Uit onderzoek blijkt dat er beperkte aanwijzingen zijn voor een verband tussen ASS en blootstelling aan giftige stoffen, zoals zware metalen en pesticiden. Een onderzoek bij tweelingen waarvan één van de twee autisme had en de ander niet, vond meer lood in de melktanden van de persoon met autisme, dan bij hun tweelingbroer of -zus zonder autisme.

Ook werd er een verband gevonden tussen blootstelling van moeders aan insecticiden in de vroege zwangerschap en het risico op autisme bij hun kind.
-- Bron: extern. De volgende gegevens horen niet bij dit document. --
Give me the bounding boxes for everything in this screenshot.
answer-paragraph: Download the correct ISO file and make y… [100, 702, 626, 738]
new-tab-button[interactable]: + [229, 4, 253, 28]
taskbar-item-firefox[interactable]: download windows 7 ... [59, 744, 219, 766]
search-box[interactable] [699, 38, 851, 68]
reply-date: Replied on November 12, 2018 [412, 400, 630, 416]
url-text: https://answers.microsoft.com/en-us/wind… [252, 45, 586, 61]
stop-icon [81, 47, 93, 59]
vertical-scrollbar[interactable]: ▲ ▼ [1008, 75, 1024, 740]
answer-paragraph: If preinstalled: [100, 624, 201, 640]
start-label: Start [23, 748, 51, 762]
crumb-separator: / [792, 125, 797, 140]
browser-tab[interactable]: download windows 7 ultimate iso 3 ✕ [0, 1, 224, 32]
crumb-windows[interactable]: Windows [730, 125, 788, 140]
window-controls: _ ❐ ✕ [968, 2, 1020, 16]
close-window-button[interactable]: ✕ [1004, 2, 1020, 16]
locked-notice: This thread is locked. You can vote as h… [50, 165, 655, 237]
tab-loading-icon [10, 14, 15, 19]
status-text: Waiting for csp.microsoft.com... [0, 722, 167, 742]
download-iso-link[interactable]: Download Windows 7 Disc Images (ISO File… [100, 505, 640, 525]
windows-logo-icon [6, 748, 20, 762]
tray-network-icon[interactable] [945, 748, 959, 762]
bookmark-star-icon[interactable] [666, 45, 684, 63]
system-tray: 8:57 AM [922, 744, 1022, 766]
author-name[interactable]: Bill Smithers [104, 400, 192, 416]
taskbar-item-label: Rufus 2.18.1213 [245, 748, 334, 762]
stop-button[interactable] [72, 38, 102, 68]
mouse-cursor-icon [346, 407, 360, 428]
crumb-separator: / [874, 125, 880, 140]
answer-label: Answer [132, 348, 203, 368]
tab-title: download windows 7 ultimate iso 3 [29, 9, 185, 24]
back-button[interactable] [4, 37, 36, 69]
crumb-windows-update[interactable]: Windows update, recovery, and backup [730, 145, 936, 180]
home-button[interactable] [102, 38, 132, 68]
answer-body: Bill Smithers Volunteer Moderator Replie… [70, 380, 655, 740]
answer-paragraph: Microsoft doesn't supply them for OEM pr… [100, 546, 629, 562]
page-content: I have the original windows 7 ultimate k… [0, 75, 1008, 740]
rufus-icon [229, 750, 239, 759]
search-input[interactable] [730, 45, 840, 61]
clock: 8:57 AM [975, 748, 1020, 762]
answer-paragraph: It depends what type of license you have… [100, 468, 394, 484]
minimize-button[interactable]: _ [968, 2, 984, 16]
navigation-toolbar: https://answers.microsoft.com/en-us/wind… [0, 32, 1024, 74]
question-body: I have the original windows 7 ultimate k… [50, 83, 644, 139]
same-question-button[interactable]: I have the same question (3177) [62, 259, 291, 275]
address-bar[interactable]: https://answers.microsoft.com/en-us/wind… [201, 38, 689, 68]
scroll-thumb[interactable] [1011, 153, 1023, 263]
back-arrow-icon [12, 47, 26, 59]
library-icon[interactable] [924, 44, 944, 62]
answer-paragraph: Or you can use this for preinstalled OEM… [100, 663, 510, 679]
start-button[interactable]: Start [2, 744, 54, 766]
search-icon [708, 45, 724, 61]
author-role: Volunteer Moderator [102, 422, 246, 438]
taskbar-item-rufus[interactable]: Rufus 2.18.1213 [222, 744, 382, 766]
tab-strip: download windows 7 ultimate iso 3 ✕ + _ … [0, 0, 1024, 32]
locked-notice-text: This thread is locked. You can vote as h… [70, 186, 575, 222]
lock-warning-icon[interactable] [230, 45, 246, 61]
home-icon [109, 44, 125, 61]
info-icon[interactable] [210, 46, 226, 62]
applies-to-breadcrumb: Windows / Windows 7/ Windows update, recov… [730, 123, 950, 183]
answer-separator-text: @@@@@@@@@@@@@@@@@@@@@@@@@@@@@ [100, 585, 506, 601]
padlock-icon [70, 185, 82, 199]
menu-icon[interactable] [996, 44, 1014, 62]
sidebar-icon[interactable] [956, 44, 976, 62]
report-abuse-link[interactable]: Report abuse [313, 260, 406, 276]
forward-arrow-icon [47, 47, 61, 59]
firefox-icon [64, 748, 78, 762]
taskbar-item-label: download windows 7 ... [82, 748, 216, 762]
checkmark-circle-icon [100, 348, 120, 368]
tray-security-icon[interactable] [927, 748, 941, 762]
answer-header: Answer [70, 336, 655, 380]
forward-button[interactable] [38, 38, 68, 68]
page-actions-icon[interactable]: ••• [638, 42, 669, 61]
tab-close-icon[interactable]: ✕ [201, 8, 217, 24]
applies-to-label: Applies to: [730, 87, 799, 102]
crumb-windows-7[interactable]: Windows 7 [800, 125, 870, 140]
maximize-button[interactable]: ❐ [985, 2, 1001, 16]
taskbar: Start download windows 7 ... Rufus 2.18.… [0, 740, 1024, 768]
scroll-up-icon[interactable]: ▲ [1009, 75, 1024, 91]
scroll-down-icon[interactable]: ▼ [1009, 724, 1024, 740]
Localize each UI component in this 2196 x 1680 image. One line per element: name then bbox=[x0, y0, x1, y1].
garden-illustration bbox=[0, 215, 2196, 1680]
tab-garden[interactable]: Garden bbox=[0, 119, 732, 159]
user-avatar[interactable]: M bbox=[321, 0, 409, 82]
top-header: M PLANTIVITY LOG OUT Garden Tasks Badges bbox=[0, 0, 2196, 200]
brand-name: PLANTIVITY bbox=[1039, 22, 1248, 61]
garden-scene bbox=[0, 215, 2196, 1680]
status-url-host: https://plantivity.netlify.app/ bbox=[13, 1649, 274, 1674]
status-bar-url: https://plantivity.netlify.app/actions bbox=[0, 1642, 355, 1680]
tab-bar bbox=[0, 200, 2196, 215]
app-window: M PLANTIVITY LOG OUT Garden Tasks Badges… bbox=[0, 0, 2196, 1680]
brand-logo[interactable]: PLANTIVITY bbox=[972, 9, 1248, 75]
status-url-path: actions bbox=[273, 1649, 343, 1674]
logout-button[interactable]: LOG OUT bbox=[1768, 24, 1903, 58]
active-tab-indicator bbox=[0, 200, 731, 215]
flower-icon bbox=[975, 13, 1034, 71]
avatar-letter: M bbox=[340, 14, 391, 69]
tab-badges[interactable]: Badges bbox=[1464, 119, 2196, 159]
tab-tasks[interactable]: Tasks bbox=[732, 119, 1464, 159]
Ook is er mogelijk een verband tussen luchtverontreiniging door verkeer tijdens de zwangerschap en ASS bij kinderen, maar onderzoek is niet eenduidig hierover.

Voedingsstoffen tijdens de zwangerschap

Verschillende studies vonden dat het gebruik van foliumzuur tijdens de zwangerschap samenhangt met een kleinere kans op ASS bij het kind. Dergelijke resultaten werden ook gevonden voor het slikken van multivitaminen tijdens de vroege zwangerschap.

Geen verband met de BMR-vaccinatie

Er is geen verband tussen de BMR-vaccinatie (tegen bof, mazelen en rode hond) en ASS. Verhalen over een verband tussen vaccinaties en autisme komen voort uit onderzoek dat gebaseerd bleek op onderzoeksgegevens die expres waren aangepast. Het onderzoek is daarom teruggetrokken, de betreffende arts-onderzoeker werd uit het artsenregister geschrapt. Latere onderzoeken hebben overtuigend aangetoond dat er geen verband is tussen vaccinaties en autisme: autismekenmerken komen even vaak voor bij BMR-gevaccineerde als bij ongevaccineerde kinderen.